Development Charges Act, 1997

  • Providing exemptions for second dwelling units in new residential buildings, and the ability to exempt other classes of dwelling units as may be prescribed;
  • Providing for additional services to be included in a development charge by-law as may be prescribed;
  • Eliminating the 10% reduction on capital costs and the 10 year limit on estimating an increase in the need for service;
  • Providing transition periods for municipalities to coordinate development charge by-laws with the passage of community benefit by-laws under the new s. 37 of the Planning Act;
  • Allowing for the payment of development charges in installments over 6 years for:
         o Rental housing development;
         o Institutional development;
         o Industrial development;
         o Commercial development;
         o Non-profit housing development; and
  • Requiring the amount of the charge to be calculated on the date of submission of a planning application.

Education Act

  • Providing for notice to the Minister of an intention to expropriation land;
  • Allowing education development charge revenue to be applied to alternative projects, subject to the Minister’s approval.
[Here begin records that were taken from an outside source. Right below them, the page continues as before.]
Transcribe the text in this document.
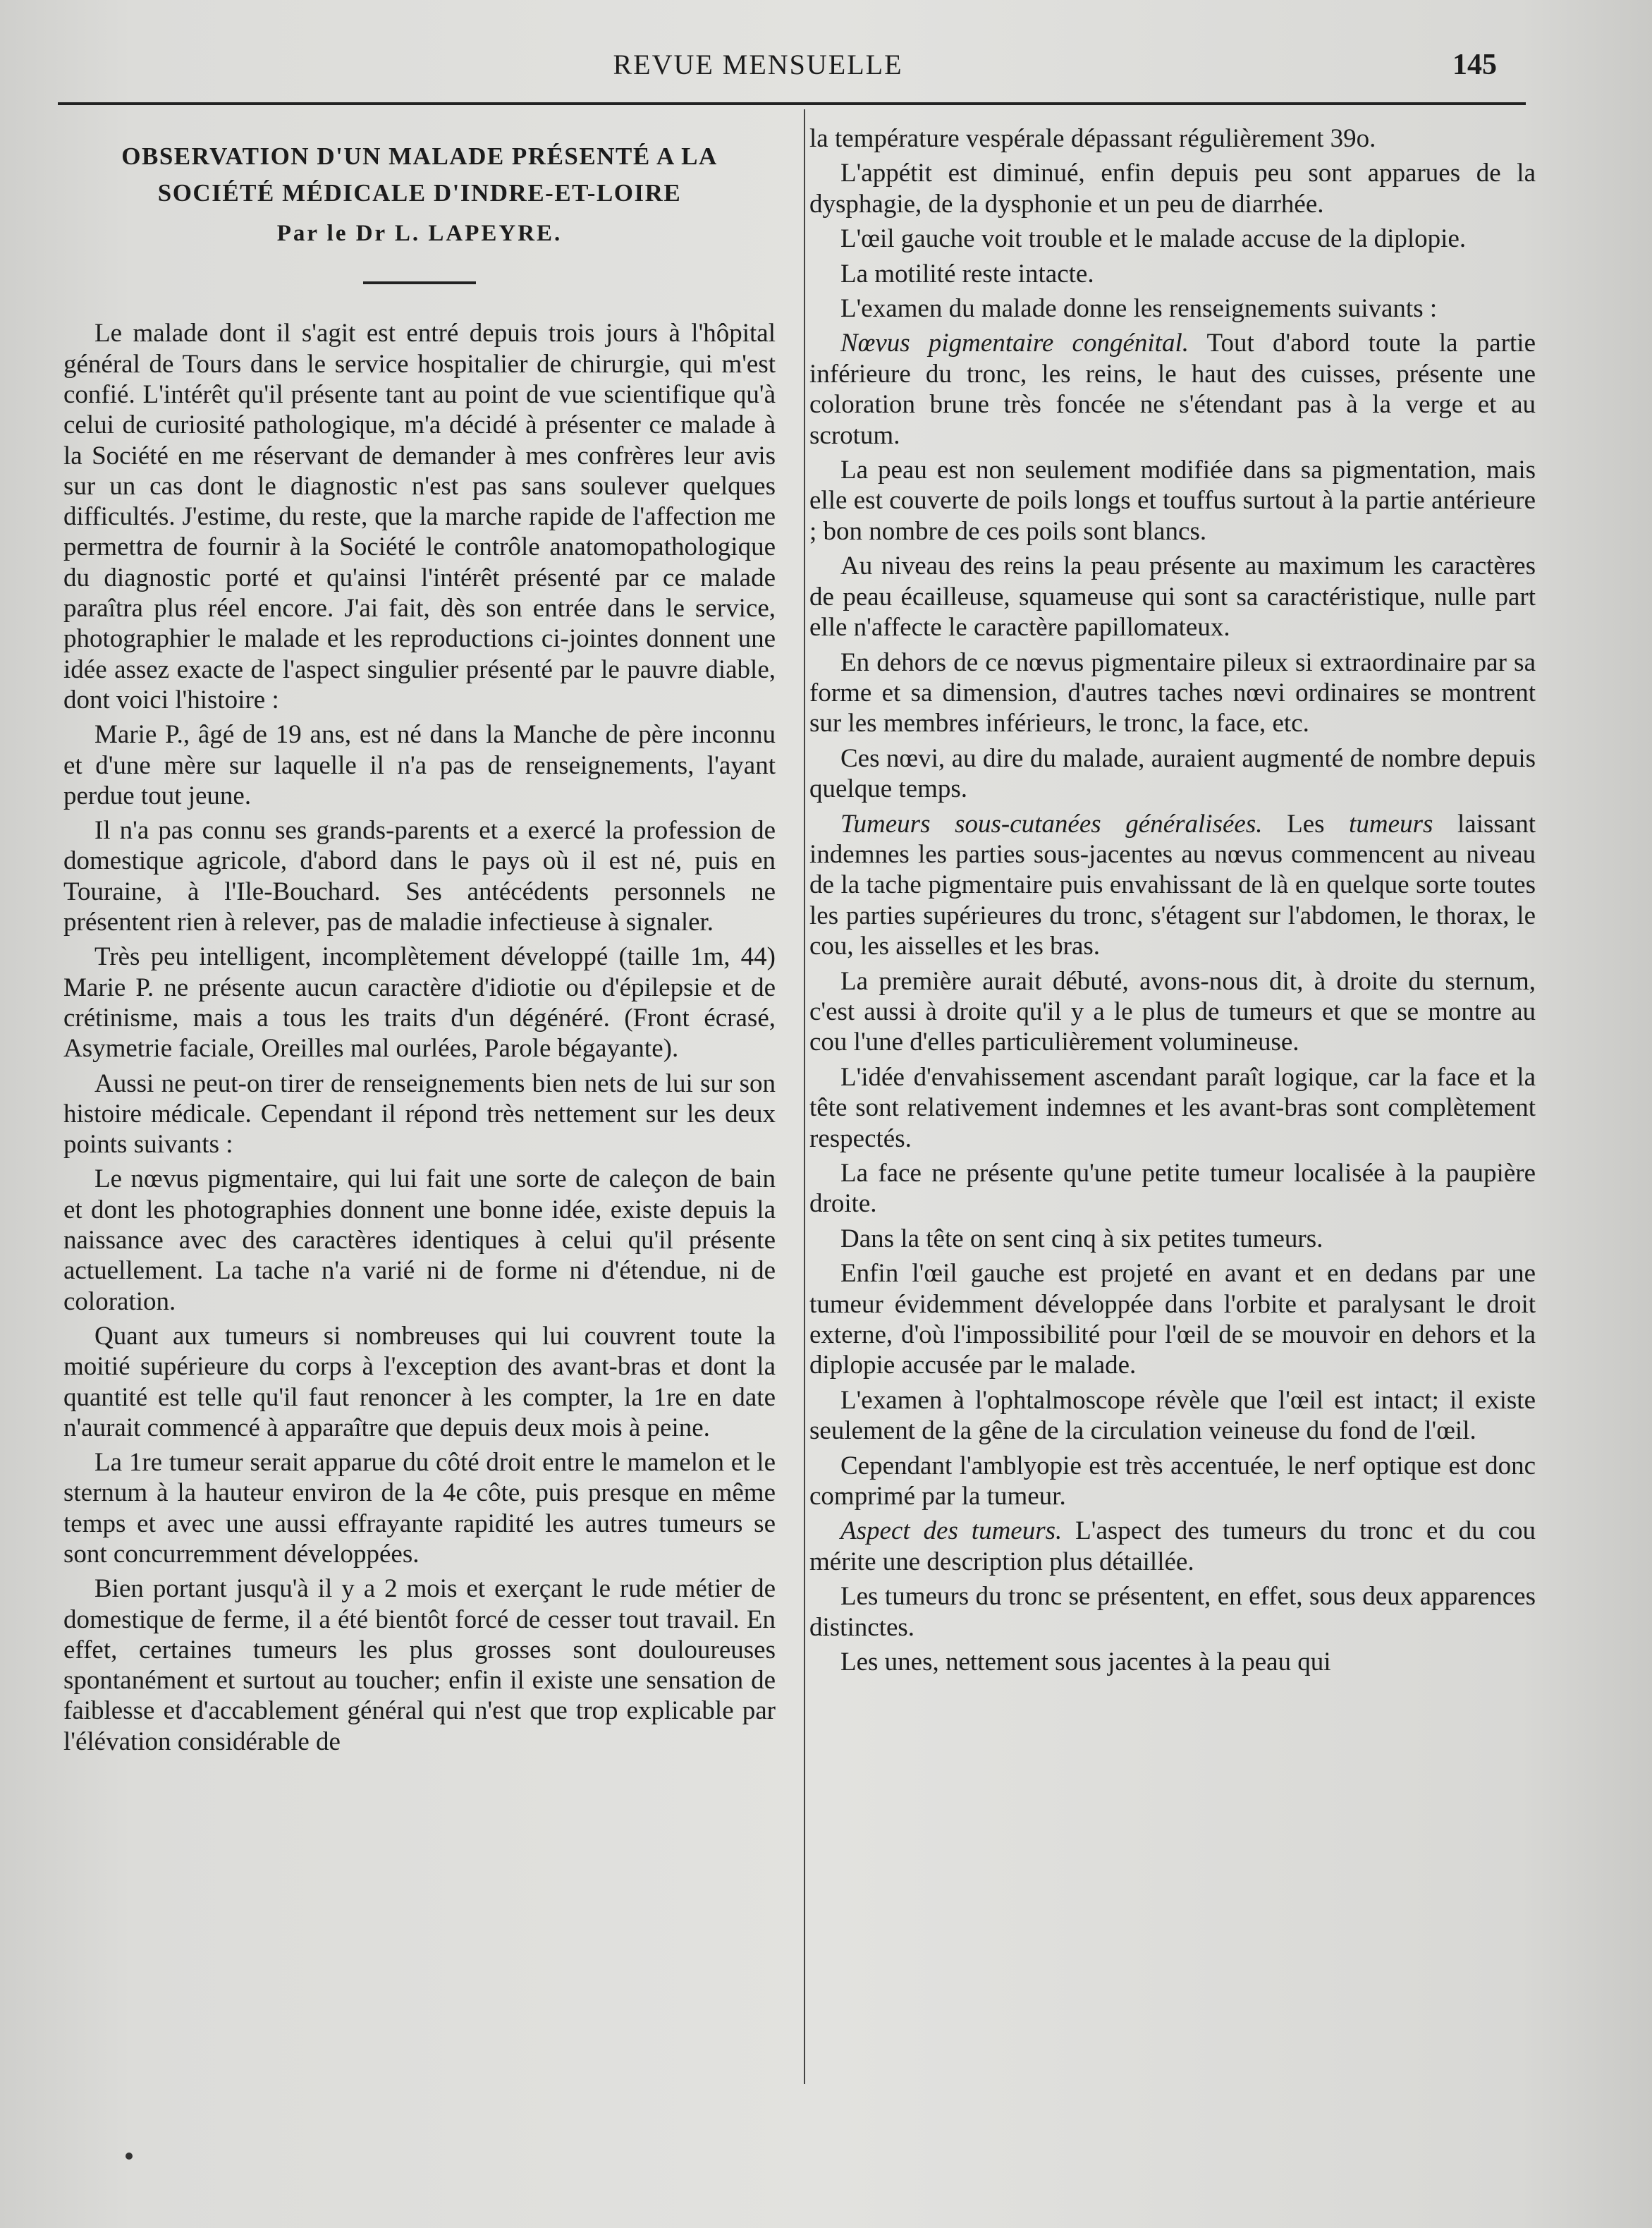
REVUE MENSUELLE	145
OBSERVATION D'UN MALADE PRÉSENTÉ A LA
SOCIÉTÉ MÉDICALE D'INDRE-ET-LOIRE
Par le Dr L. LAPEYRE.

Le malade dont il s'agit est entré depuis trois jours à l'hôpital général de Tours dans le service hospitalier de chirurgie, qui m'est confié. L'intérêt qu'il présente tant au point de vue scientifique qu'à celui de curiosité pathologique, m'a décidé à présenter ce malade à la Société en me réservant de demander à mes confrères leur avis sur un cas dont le diagnostic n'est pas sans soulever quelques difficultés. J'estime, du reste, que la marche rapide de l'affection me permettra de fournir à la Société le contrôle anatomopathologique du diagnostic porté et qu'ainsi l'intérêt présenté par ce malade paraîtra plus réel encore. J'ai fait, dès son entrée dans le service, photographier le malade et les reproductions ci-jointes donnent une idée assez exacte de l'aspect singulier présenté par le pauvre diable, dont voici l'histoire :

Marie P., âgé de 19 ans, est né dans la Manche de père inconnu et d'une mère sur laquelle il n'a pas de renseignements, l'ayant perdue tout jeune.

Il n'a pas connu ses grands-parents et a exercé la profession de domestique agricole, d'abord dans le pays où il est né, puis en Touraine, à l'Ile-Bouchard. Ses antécédents personnels ne présentent rien à relever, pas de maladie infectieuse à signaler.

Très peu intelligent, incomplètement développé (taille 1m, 44) Marie P. ne présente aucun caractère d'idiotie ou d'épilepsie et de crétinisme, mais a tous les traits d'un dégénéré. (Front écrasé, Asymetrie faciale, Oreilles mal ourlées, Parole bégayante).

Aussi ne peut-on tirer de renseignements bien nets de lui sur son histoire médicale. Cependant il répond très nettement sur les deux points suivants :

Le nœvus pigmentaire, qui lui fait une sorte de caleçon de bain et dont les photographies donnent une bonne idée, existe depuis la naissance avec des caractères identiques à celui qu'il présente actuellement. La tache n'a varié ni de forme ni d'étendue, ni de coloration.

Quant aux tumeurs si nombreuses qui lui couvrent toute la moitié supérieure du corps à l'exception des avant-bras et dont la quantité est telle qu'il faut renoncer à les compter, la 1re en date n'aurait commencé à apparaître que depuis deux mois à peine.

La 1re tumeur serait apparue du côté droit entre le mamelon et le sternum à la hauteur environ de la 4e côte, puis presque en même temps et avec une aussi effrayante rapidité les autres tumeurs se sont concurremment développées.

Bien portant jusqu'à il y a 2 mois et exerçant le rude métier de domestique de ferme, il a été bientôt forcé de cesser tout travail. En effet, certaines tumeurs les plus grosses sont douloureuses spontanément et surtout au toucher; enfin il existe une sensation de faiblesse et d'accablement général qui n'est que trop explicable par l'élévation considérable de

la température vespérale dépassant régulièrement 39o.

L'appétit est diminué, enfin depuis peu sont apparues de la dysphagie, de la dysphonie et un peu de diarrhée.

L'œil gauche voit trouble et le malade accuse de la diplopie.

La motilité reste intacte.

L'examen du malade donne les renseignements suivants :

Nœvus pigmentaire congénital. Tout d'abord toute la partie inférieure du tronc, les reins, le haut des cuisses, présente une coloration brune très foncée ne s'étendant pas à la verge et au scrotum.

La peau est non seulement modifiée dans sa pigmentation, mais elle est couverte de poils longs et touffus surtout à la partie antérieure ; bon nombre de ces poils sont blancs.

Au niveau des reins la peau présente au maximum les caractères de peau écailleuse, squameuse qui sont sa caractéristique, nulle part elle n'affecte le caractère papillomateux.

En dehors de ce nœvus pigmentaire pileux si extraordinaire par sa forme et sa dimension, d'autres taches nœvi ordinaires se montrent sur les membres inférieurs, le tronc, la face, etc.

Ces nœvi, au dire du malade, auraient augmenté de nombre depuis quelque temps.

Tumeurs sous-cutanées généralisées. Les tumeurs laissant indemnes les parties sous-jacentes au nœvus commencent au niveau de la tache pigmentaire puis envahissant de là en quelque sorte toutes les parties supérieures du tronc, s'étagent sur l'abdomen, le thorax, le cou, les aisselles et les bras.

La première aurait débuté, avons-nous dit, à droite du sternum, c'est aussi à droite qu'il y a le plus de tumeurs et que se montre au cou l'une d'elles particulièrement volumineuse.

L'idée d'envahissement ascendant paraît logique, car la face et la tête sont relativement indemnes et les avant-bras sont complètement respectés.

La face ne présente qu'une petite tumeur localisée à la paupière droite.

Dans la tête on sent cinq à six petites tumeurs.

Enfin l'œil gauche est projeté en avant et en dedans par une tumeur évidemment développée dans l'orbite et paralysant le droit externe, d'où l'impossibilité pour l'œil de se mouvoir en dehors et la diplopie accusée par le malade.

L'examen à l'ophtalmoscope révèle que l'œil est intact; il existe seulement de la gêne de la circulation veineuse du fond de l'œil.

Cependant l'amblyopie est très accentuée, le nerf optique est donc comprimé par la tumeur.

Aspect des tumeurs. L'aspect des tumeurs du tronc et du cou mérite une description plus détaillée.

Les tumeurs du tronc se présentent, en effet, sous deux apparences distinctes.

Les unes, nettement sous jacentes à la peau qui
An ‘alternative project’ includes a project, lease or other prescribed measure that would address the need for pupil accommodation and reduce the cost of acquiring land;
  • A board may allocate education development charge revenue towards an alternative project if the Minister is provided with plans related to the project, and the Minister approves the allocation, subject to prescribed criteria; and
  • To allow for a board to enter into an agreement with an owner of land to provide a lease, real property or other prescribed benefit to be used by the board for pupil accommodation in return for not imposing education development charges, subject to the approval of the Minister.

Ontario Heritage Act

  • Providing for ‘prescribed principles’, which shall be considered by a council when exercising its authority under Part IV or V of the Act;
  • Providing for notice to property owners when a property is included in a heritage register;
  • Granting the ability for a property owner to object to the inclusion of a property on the register, which objection shall be considered by council;
  • Imposing a 90 day limitation on the designation of a property after a prescribed event has occurred;
  • Appeals of a notice of intention to designate, amendments to a designating by-law, repealing by-laws and applications to alter a heritage property, are to the Tribunal for a binding decision, whereas objections were previously made to the Conservation Review Board for a non-binding decision;
  • Deeming applications for alteration or demolition to be approved should the municipality fail to make a decision within the specified time period;
  • Providing additional procedures and time periods for the submission and consideration of complete applications to alter a designated property; and
  • Clarification that applications to demolish include the demolition or removal of any of the property’s heritage attributes.

Other Changes

Changes to the Cannabis Control Act, 2017, Conservation Authorities Act, Endangered Species Act, 2007, Environmental Assessment Act, Environmental Protection Act, Labour Relations Act, 1995, Occupational Health and Safety Act and the Workplace Safety and Insurance Act, 1997 are also proposed by Bill 108.

Transition and Next Steps

  • Regulation making powers have been expanded to address transition matters, with a draft transition regulation to be released in the coming weeks; and
  • Additional consultation is also being sought on the Planning Act, Development Charges Act, 1997, and Ontario Heritage Act, which have been posted to the Environmental Registry of Ontario for a 30 day comment period.